Herbert Edelsbrunner vom Institute for Science and Technology (IST) Austria in Klosterneuburg zählt laut Aussendung des FWF zu den weltweit führenden Forschern in der Computergeometrie und -Topologie. Der 60-Jährige beschreibt sein Fach als „eine Mischung von Mathematik und Informatik“. Während es in der Mathematik um geometrische Dinge gehe, sei die Topologie eine Erweiterung der Geometrie, wo man sich für die Verformung von geometrischen Objekten interessiert.

Porträt Edelsbrunner

IST Austria

Herbert Edelsbrunner

„In den Anwendungen sind die Fragestellungen von den Verformungen viel wichtiger als etwa Fläche, Länge, Größe, usw.“, so Edelsbrunner. Daher sucht der Computerwissenschaftler immer die interdisziplinäre Zusammenarbeit - Ingenieure, Physiker oder Biologen haben alle geometrische und topologische Probleme, bei denen sich Edelsbrunners Methoden anwenden lassen. Heuer hat Edelsbrunner bereits einen mit bis zu 2,5 Mio. Euro dotierten „Advanced Grant“ des Europäischen Forschungsrats (ERC) erhalten.
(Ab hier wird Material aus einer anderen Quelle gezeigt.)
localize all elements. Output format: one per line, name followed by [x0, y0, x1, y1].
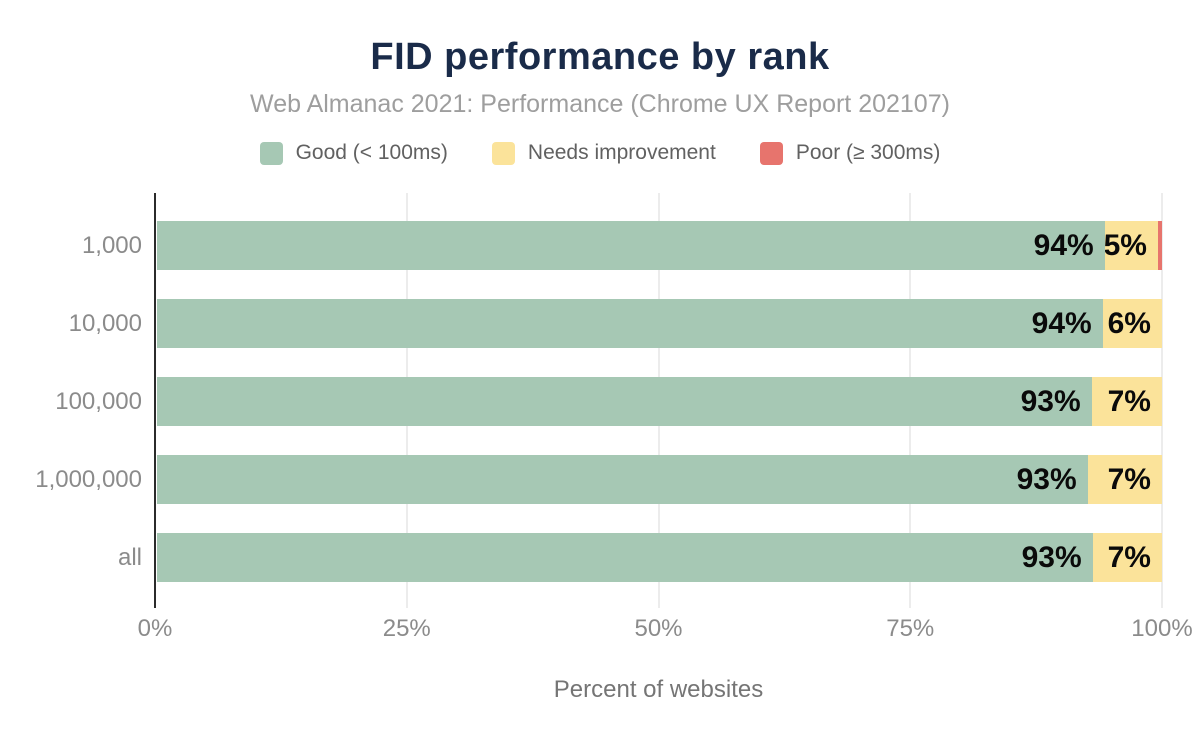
bar-value-label: 94%: [1031, 306, 1092, 340]
legend-swatch-good-icon: [259, 141, 283, 165]
bar-value-label: 5%: [1104, 228, 1147, 262]
bar-row: 1,000,000 93% 7%: [35, 455, 1162, 504]
x-tick: 25%: [382, 615, 431, 642]
legend-label: Needs improvement: [527, 141, 716, 164]
bar-value-label: 7%: [1107, 462, 1151, 496]
y-axis-label: 10,000: [68, 309, 142, 337]
legend-label: Good (< 100ms): [295, 141, 448, 164]
y-axis-label: 1,000,000: [35, 465, 142, 493]
chart-title: FID performance by rank: [370, 36, 830, 78]
bar-value-label: 94%: [1033, 228, 1094, 262]
bar-segment-needs-improvement: 6%: [1102, 299, 1162, 348]
legend-item-poor: Poor (≥ 300ms): [759, 141, 941, 165]
bar-segment-good: 94%: [157, 221, 1105, 270]
bar-segment-good: 94%: [157, 299, 1103, 348]
bar-segment-poor: [1157, 221, 1162, 270]
bar-row: 100,000 93% 7%: [55, 377, 1162, 426]
x-tick: 75%: [886, 615, 935, 642]
y-axis-label: 100,000: [55, 387, 142, 415]
bar-segment-needs-improvement: 7%: [1087, 455, 1162, 504]
bar-segment-needs-improvement: 5%: [1104, 221, 1158, 270]
bar-value-label: 6%: [1107, 306, 1151, 340]
bar-segment-needs-improvement: 7%: [1091, 377, 1162, 426]
gridline-100: [1161, 193, 1163, 608]
legend: Good (< 100ms) Needs improvement Poor (≥…: [0, 141, 1200, 165]
bar-row: all 93% 7%: [118, 533, 1162, 582]
bar-value-label: 93%: [1021, 540, 1082, 574]
stacked-bar: 93% 7%: [157, 455, 1162, 504]
x-tick: 0%: [137, 615, 173, 642]
stacked-bar: 93% 7%: [157, 533, 1162, 582]
legend-swatch-needs-improvement-icon: [491, 141, 515, 165]
x-tick: 50%: [634, 615, 683, 642]
bar-segment-needs-improvement: 7%: [1092, 533, 1162, 582]
legend-swatch-poor-icon: [759, 141, 783, 165]
plot-area: 1,000 94% 5% 10,000 94% 6% 100,000 93% 7…: [35, 193, 1163, 608]
bar-value-label: 7%: [1107, 540, 1151, 574]
bar-value-label: 93%: [1020, 384, 1081, 418]
bar-row: 1,000 94% 5%: [82, 221, 1162, 270]
bar-row: 10,000 94% 6%: [69, 299, 1162, 348]
bar-segment-good: 93%: [157, 377, 1092, 426]
stacked-bar: 94% 5%: [157, 221, 1162, 270]
legend-label: Poor (≥ 300ms): [795, 141, 941, 164]
x-tick: 100%: [1131, 615, 1193, 642]
bar-segment-good: 93%: [157, 455, 1088, 504]
y-axis-line: [154, 193, 156, 608]
bar-value-label: 93%: [1016, 462, 1077, 496]
y-axis-label: all: [117, 543, 142, 571]
chart-subtitle: Web Almanac 2021: Performance (Chrome UX…: [250, 90, 950, 118]
stacked-bar: 93% 7%: [157, 377, 1162, 426]
stacked-bar: 94% 6%: [157, 299, 1162, 348]
bar-segment-good: 93%: [157, 533, 1093, 582]
x-axis-ticks: 0% 25% 50% 75% 100%: [138, 615, 1193, 645]
legend-item-needs-improvement: Needs improvement: [491, 141, 716, 165]
y-axis-label: 1,000: [81, 231, 142, 259]
x-axis-title: Percent of websites: [553, 676, 764, 703]
bar-value-label: 7%: [1107, 384, 1151, 418]
legend-item-good: Good (< 100ms): [259, 141, 448, 165]
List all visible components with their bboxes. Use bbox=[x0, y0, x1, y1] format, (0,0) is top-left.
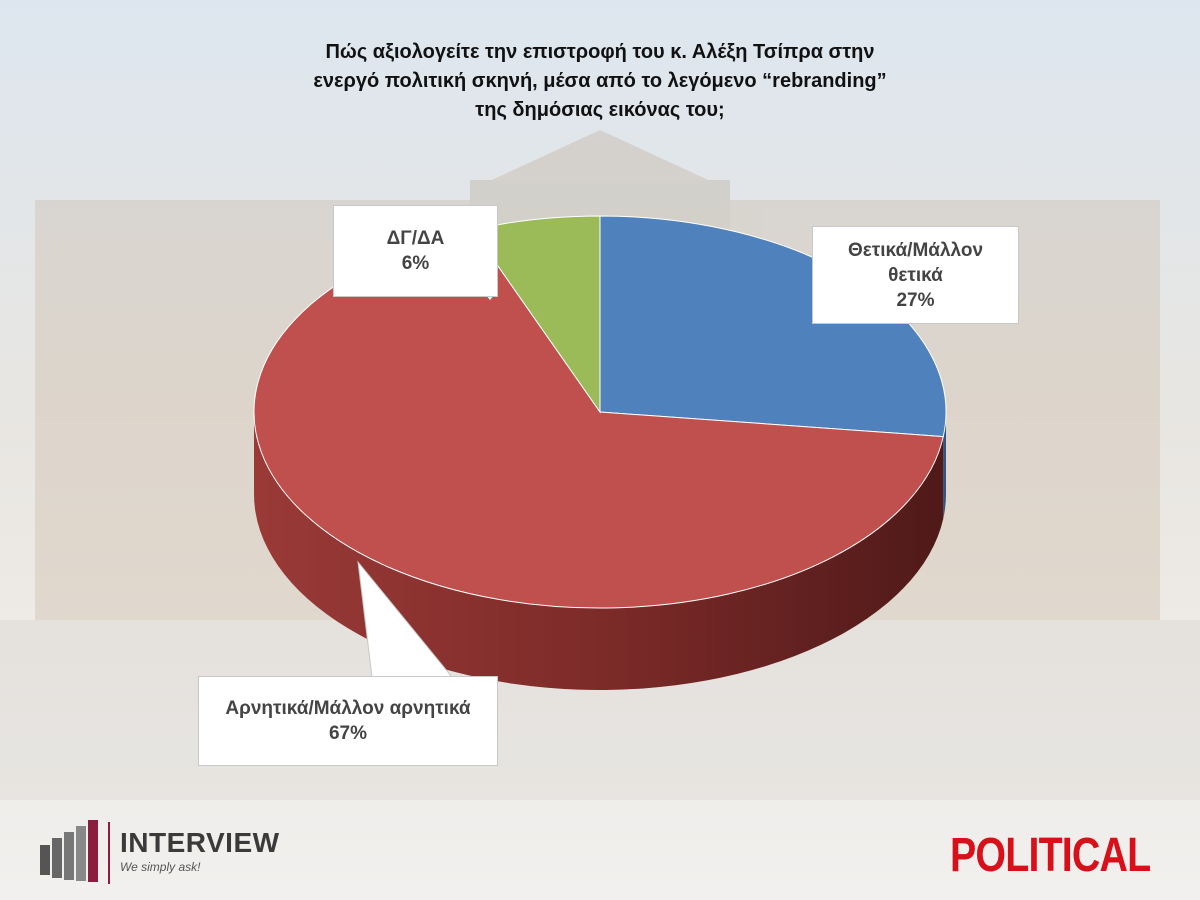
brand-logo: INTERVIEW bbox=[120, 827, 280, 858]
slice bbox=[253, 229, 944, 609]
brand-logo: POLITICAL bbox=[950, 829, 1151, 882]
interview-icon bbox=[40, 820, 110, 884]
chart-title: Πώς αξιολογείτε την επιστροφή του κ. Αλέ… bbox=[313, 41, 887, 121]
category-label: Αρνητικά/Μάλλον αρνητικά bbox=[225, 698, 471, 719]
category-label: Θετικά/Μάλλον θετικά bbox=[847, 239, 984, 286]
data-label: Θετικά/Μάλλον θετικά 27% bbox=[812, 226, 1019, 324]
value-label: 67% bbox=[328, 723, 368, 744]
data-label: Αρνητικά/Μάλλον αρνητικά 67% bbox=[198, 676, 498, 766]
value-label: 27% bbox=[896, 289, 935, 311]
data-label: ΔΓ/ΔΑ 6% bbox=[333, 205, 498, 297]
category-label: ΔΓ/ΔΑ bbox=[386, 228, 445, 249]
brand-tagline: We simply ask! bbox=[120, 860, 201, 874]
pie bbox=[253, 215, 947, 691]
slice-side bbox=[254, 412, 944, 691]
value-label: 6% bbox=[401, 253, 430, 274]
slice-side bbox=[943, 412, 946, 519]
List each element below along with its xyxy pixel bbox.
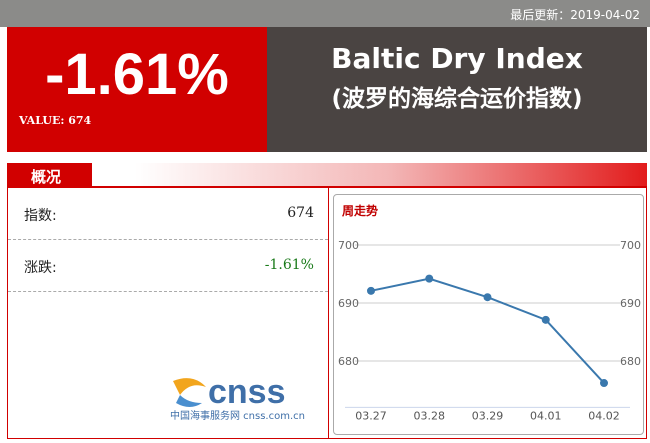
- point: [425, 274, 434, 283]
- x-tick-label: 04.02: [588, 409, 620, 422]
- y2-tick-label: 700: [620, 239, 641, 252]
- value-label: VALUE: 674: [19, 114, 92, 127]
- row: 涨跌: -1.61%: [8, 240, 328, 292]
- x-tick-label: 03.28: [414, 409, 446, 422]
- index-title: Baltic Dry Index: [331, 42, 583, 75]
- y2-tick-label: 680: [620, 355, 641, 368]
- change-value: -1.61%: [45, 42, 229, 107]
- chart-box: [333, 194, 644, 435]
- x-tick-label: 04.01: [530, 409, 562, 422]
- y2-tick-label: 690: [620, 297, 641, 310]
- point: [541, 315, 550, 324]
- y-tick-label: 690: [338, 297, 359, 310]
- logo: cnss 中国海事服务网 cnss.com.cn: [170, 373, 305, 422]
- chart-title: 周走势: [342, 203, 378, 218]
- index-subtitle: (波罗的海综合运价指数): [331, 86, 583, 112]
- point: [367, 286, 375, 295]
- row-value: -1.61%: [264, 257, 314, 273]
- row: 指数: 674: [8, 188, 328, 240]
- row-label: 指数:: [24, 208, 57, 224]
- section-header: 概况: [7, 163, 647, 188]
- y-tick-label: 680: [338, 355, 359, 368]
- section-title: 概况: [7, 163, 92, 188]
- point: [483, 293, 492, 302]
- logo-caption: 中国海事服务网 cnss.com.cn: [170, 409, 305, 422]
- row-label: 涨跌:: [24, 260, 57, 276]
- row-value: 674: [287, 205, 314, 221]
- x-tick-label: 03.29: [472, 409, 504, 422]
- overview-panel: 指数: 674 涨跌: -1.61% cnss 中国海事服务网 cnss.com…: [7, 188, 647, 439]
- point: [600, 379, 608, 388]
- divider: [328, 188, 329, 439]
- x-tick-label: 03.27: [355, 409, 387, 422]
- update-time: 最后更新：2019-04-02: [510, 8, 640, 22]
- update-bar: 最后更新：2019-04-02: [0, 0, 650, 27]
- change-box: -1.61% VALUE: 674: [7, 27, 267, 152]
- y-tick-label: 700: [338, 239, 359, 252]
- title-box: Baltic Dry Index (波罗的海综合运价指数): [267, 27, 647, 152]
- logo-brand: cnss: [208, 373, 286, 411]
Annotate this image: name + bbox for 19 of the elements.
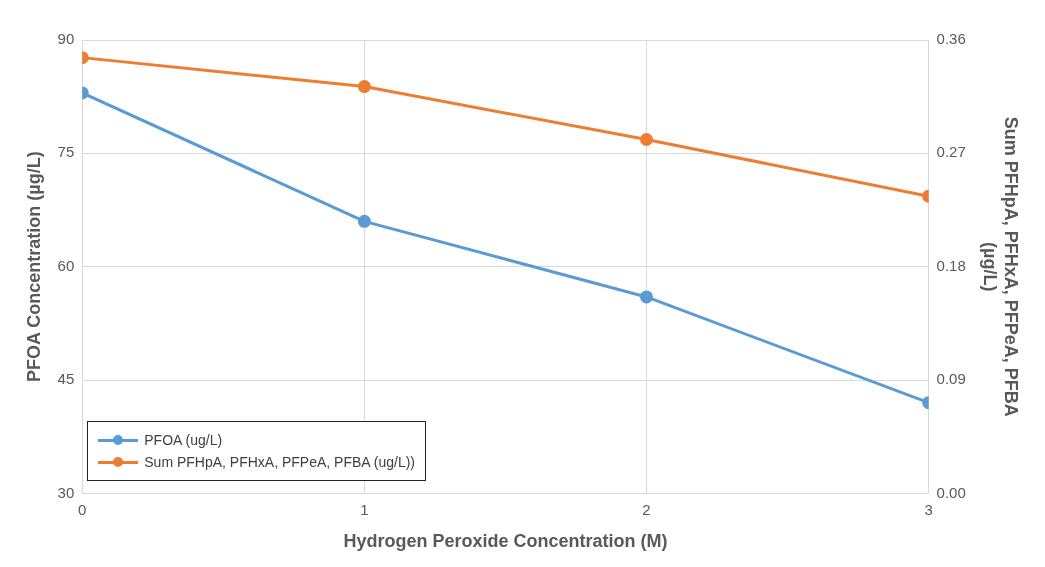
y-tick-label: 75 xyxy=(57,143,75,161)
y2-axis-title: Sum PFHpA, PFHxA, PFPeA, PFBA (µg/L) xyxy=(979,116,1022,417)
x-tick-label: 3 xyxy=(924,500,933,518)
y-tick-label: 90 xyxy=(57,30,75,48)
y2-tick-label: 0.18 xyxy=(936,256,966,274)
y-tick-label: 45 xyxy=(57,370,75,388)
y2-tick-label: 0.27 xyxy=(936,143,966,161)
y-tick-label: 30 xyxy=(57,483,75,501)
y2-tick-label: 0.09 xyxy=(936,370,966,388)
y2-tick-label: 0.36 xyxy=(936,30,966,48)
y-tick-label: 60 xyxy=(57,256,75,274)
x-axis-title: Hydrogen Peroxide Concentration (M) xyxy=(343,531,668,552)
legend-label: PFOA (ug/L) xyxy=(144,432,223,449)
y-axis-title: PFOA Concentration (µg/L) xyxy=(23,151,44,383)
legend-label: Sum PFHpA, PFHxA, PFPeA, PFBA (ug/L)) xyxy=(144,454,416,471)
x-tick-label: 0 xyxy=(78,500,87,518)
y2-tick-label: 0.00 xyxy=(936,483,966,501)
x-tick-label: 1 xyxy=(360,500,369,518)
x-tick-label: 2 xyxy=(642,500,651,518)
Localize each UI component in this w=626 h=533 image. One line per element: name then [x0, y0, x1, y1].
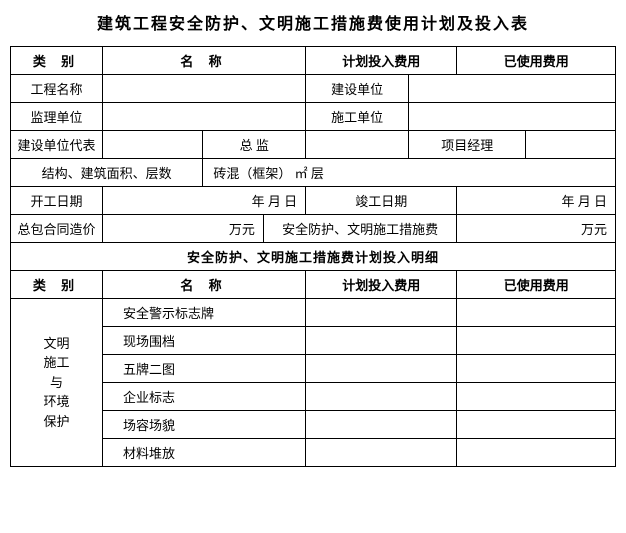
- detail-item-4: 场容场貌: [102, 411, 305, 439]
- detail-planned-2: [306, 355, 457, 383]
- value-construction-unit: [409, 75, 616, 103]
- detail-planned-0: [306, 299, 457, 327]
- label-project-manager: 项目经理: [409, 131, 526, 159]
- detail-header-planned: 计划投入费用: [306, 271, 457, 299]
- label-start-date: 开工日期: [11, 187, 103, 215]
- form-title: 建筑工程安全防护、文明施工措施费使用计划及投入表: [10, 10, 616, 34]
- detail-header-category: 类 别: [11, 271, 103, 299]
- header-used: 已使用费用: [457, 47, 616, 75]
- label-total-cost: 总包合同造价: [11, 215, 103, 243]
- detail-item-5: 材料堆放: [102, 439, 305, 467]
- detail-header-used: 已使用费用: [457, 271, 616, 299]
- value-chief-supervisor: [306, 131, 409, 159]
- detail-planned-4: [306, 411, 457, 439]
- value-start-date: 年 月 日: [102, 187, 305, 215]
- value-completion-date: 年 月 日: [457, 187, 616, 215]
- main-table: 类 别 名 称 计划投入费用 已使用费用 工程名称 建设单位 监理单位 施工单位…: [10, 46, 616, 467]
- detail-used-2: [457, 355, 616, 383]
- detail-category: 文明施工与环境保护: [11, 299, 103, 467]
- detail-subheader: 安全防护、文明施工措施费计划投入明细: [11, 243, 616, 271]
- label-construction-unit: 建设单位: [306, 75, 409, 103]
- detail-used-0: [457, 299, 616, 327]
- detail-used-5: [457, 439, 616, 467]
- detail-planned-5: [306, 439, 457, 467]
- value-safety-cost: 万元: [457, 215, 616, 243]
- detail-used-3: [457, 383, 616, 411]
- value-owner-rep: [102, 131, 202, 159]
- value-contractor-unit: [409, 103, 616, 131]
- detail-used-1: [457, 327, 616, 355]
- detail-item-0: 安全警示标志牌: [102, 299, 305, 327]
- label-structure: 结构、建筑面积、层数: [11, 159, 203, 187]
- label-supervision-unit: 监理单位: [11, 103, 103, 131]
- label-completion-date: 竣工日期: [306, 187, 457, 215]
- detail-item-2: 五牌二图: [102, 355, 305, 383]
- detail-item-1: 现场围档: [102, 327, 305, 355]
- label-safety-cost: 安全防护、文明施工措施费: [263, 215, 457, 243]
- label-chief-supervisor: 总 监: [203, 131, 306, 159]
- header-category: 类 别: [11, 47, 103, 75]
- detail-item-3: 企业标志: [102, 383, 305, 411]
- value-project-manager: [526, 131, 616, 159]
- detail-planned-3: [306, 383, 457, 411]
- value-structure: 砖混（框架） ㎡ 层: [203, 159, 616, 187]
- value-project-name: [102, 75, 305, 103]
- detail-used-4: [457, 411, 616, 439]
- value-total-cost: 万元: [102, 215, 263, 243]
- label-project-name: 工程名称: [11, 75, 103, 103]
- label-contractor-unit: 施工单位: [306, 103, 409, 131]
- detail-header-name: 名 称: [102, 271, 305, 299]
- detail-planned-1: [306, 327, 457, 355]
- value-supervision-unit: [102, 103, 305, 131]
- label-owner-rep: 建设单位代表: [11, 131, 103, 159]
- header-planned: 计划投入费用: [306, 47, 457, 75]
- header-name: 名 称: [102, 47, 305, 75]
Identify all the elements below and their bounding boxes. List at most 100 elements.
Auch sechs START-Preise vergeben

Neben dem Wittgenstein-Preis wurden am Mittwoch auch sechs Spitzennachwuchsforscherinnen und -nachwuchsforscher mit einer START-Förderung ausgezeichnet: die Physikerin Emanuela Bianchi von der Technischen Universität (TU) Wien, der Informatiker Josef Norbert Füssl von der TU Wien, der Atomphysiker Philipp Haslinger vom Atominstitut der TU Wien, der Physiker Oliver Hofmann von der Universität Graz, der Biowissenschaftler Robert Junker von der Paris-Lodron-Universität Salzburg und die Geologin Gina Elaine Moseley von der Universität Innsbruck.

Die Start- und Wittgensteinpreise werden am 12. September im Rahmen des „Be Open“-Festivals zum 50-jährigen Bestehen des FWF (8. bis 12. September am Wiener Maria Theresien-Platz) verliehen.